Kai MosbacherVermisster Extrem-Bergsteiger: Rettungseinsatz wird abgebrochen

Die Spur von Kai Mosbacher verliert sich in den Kärntner Alpen am Ankogel. (Symbolbild)
Die Spur von Kai Mosbacher verliert sich in den Kärntner Alpen am Ankogel. (Symbolbild) (Foto: imago stock&people/imago stock&people)

Der 62-Jährige aus Garmisch-Partenkirchen wollte am 8. September alleine auf den Ankogel in Kärnten steigen.
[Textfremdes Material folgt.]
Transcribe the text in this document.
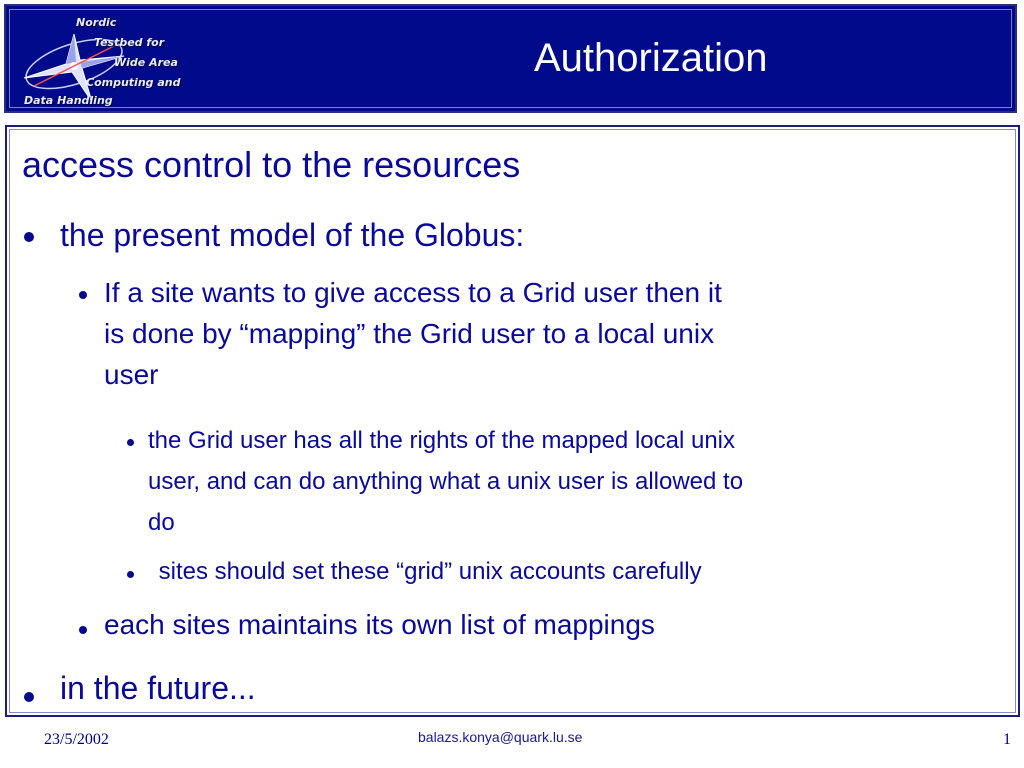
Nordic
Testbed for
Wide Area
Computing and
Data Handling
Authorization

access control to the resources

the present model of the Globus:

If a site wants to give access to a Grid user then it

is done by “mapping” the Grid user to a local unix

user

the Grid user has all the rights of the mapped local unix

user, and can do anything what a unix user is allowed to

do

sites should set these “grid” unix accounts carefully

each sites maintains its own list of mappings

in the future...

23/5/2002	balazs.konya@quark.lu.se	1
Seitdem fehlt von ihm jede Spur.

Die Suche nach dem bayerischen Extrem-Bergsteiger Kai Mosbacher im österreichischen Bundesland Kärnten ist nach rund einer Woche vorübergehend unterbrochen worden. Solange keine neuen Hinweise auf den 62-Jährigen aus Garmisch-Partenkirchen eingingen, werde der Einsatz im Ankogel-Gebiet von Polizei und Bergrettung nicht fortgeführt, erklärte ein Polizeisprecher.

Der Sprecher betonte, dass trotzdem weiterhin nach Mosbacher Ausschau gehalten werde, etwa wenn Helikopter das Gebiet für andere Einsätze überfliegen.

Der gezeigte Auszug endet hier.